Page 116 of These White Lies
My stomach swirls with unfamiliar nerves.
“Brady?” I hear Sera’s voice hesitant and worried, through the buzzing in my ears. Elizabeth’s hand turns over in mine so that she is now stroking mine.
“Brady?” she asks quietly, her other hand lands on my forearm.
The room is silent, tension wound so tight it’s snapping like a live wire between us.
Finn clears his throat. “So… want to share with the class, or should we all just continue pretending like we don’t notice that you and Sera look like you’re about to shit your pants, and he”—he jerks a thumb at Vincent—“looks like he wants to kill you.”
Rhodes narrows his eyes at me, but I don’t answer the question.
I take a slow breath. Then another.
“I have a plan.”
Elizabeth blinks. “A plan?”
“If we can get into one of these parties, one of these events. We can approach one of them, someone who knows how this thing operates?—”
“Sure,” Finn interrupts, his words dripping with sarcasm. “Sounds awesome. And how exactly do you intend to get invited to a black-tie shadow-cabal soiree when they have to know who you are by now?”
My hands curl into fists in my lap. I unclench them. Clench them again.
Say it. Get the fucking words out.
“Because The Hammer,” I say through gritted teeth, “is our father.”
Every single face in the room processes it differently.
Rhodes is silent, one brow raised unsurprised. I think he’d already worked it out, but I don’t love his expression. Like he’s reevaluating every moment since he met me.

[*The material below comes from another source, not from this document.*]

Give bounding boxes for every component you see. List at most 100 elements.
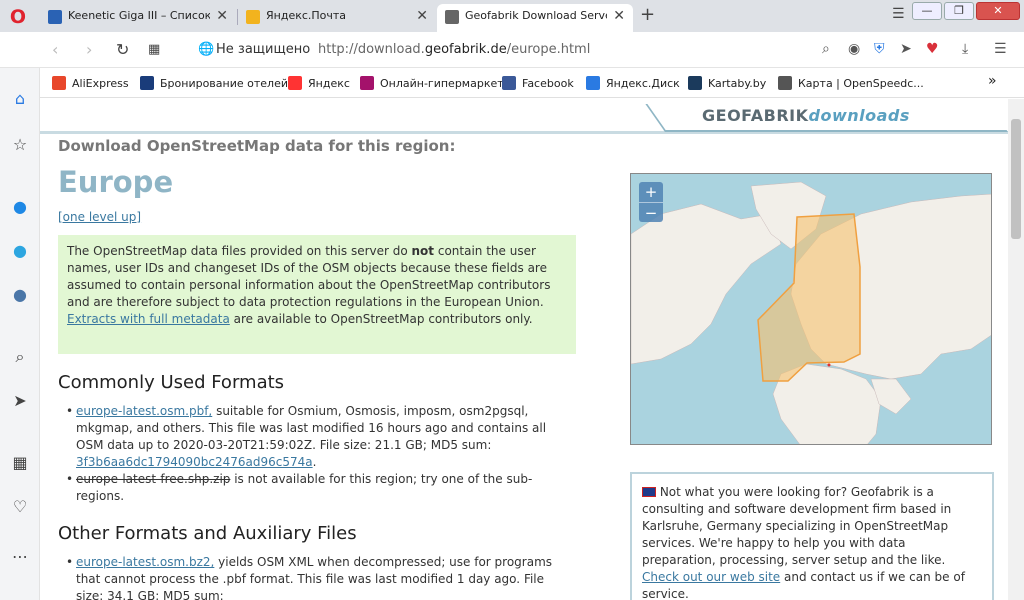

Vincent’s face is unreadable, but his eyes are locked on mine, bracing for the fallout. He’s known the truth. When we’d joined forces, I’d told him in the interest of transparency.
Finn’s eyebrows have practically disappeared into his hair, and he blows out a long stream of air. “Well, that explains a few things.”
Sera doesn’t say a word. I don’t know what’s going on in her head, but I know it can’t be good.
Elizabeth sits completely still beside me. I’m not sure she’s even taken a breath in the last minute, but her eyes never leave my face.
“Ray ‘The Hammer’ is our father,” I repeat unnecessarily. “And he fucking owes us. He’ll get us in.”
32
ELIZABETH
Two large men in athleisure and dark sunglasses, with holstered-guns intentionally obvious under their jackets, flank the door to Ray’s hotel suite.
Our luck after finding the necklace has held. Finn was able to discover there is a party planned for this upcoming weekend as a precursor to an exhibition fight, featuring former heavyweight world champion, Ray “The Hammer.” It is intended to raise money for a youth charity.
A charity run by a woman named Anna Lindquist.
Anna.
There were only two on the list. One lives in Switzerland. The other lives in Atlanta. The Atlanta-based Anna also happens to sit on the board of Jonathan Carrow’s company.
It can’t be anyone else. She has to be theAnnathat Carrow mentioned—the one who’d ordered the attacks on me.
More digging by Finn and Sera has uncovered that Anna Lindquist has either a personal or business relationship with almost every person on the Lapidarist’s list. So, if there is a lynchpin to this group, it appears to be her.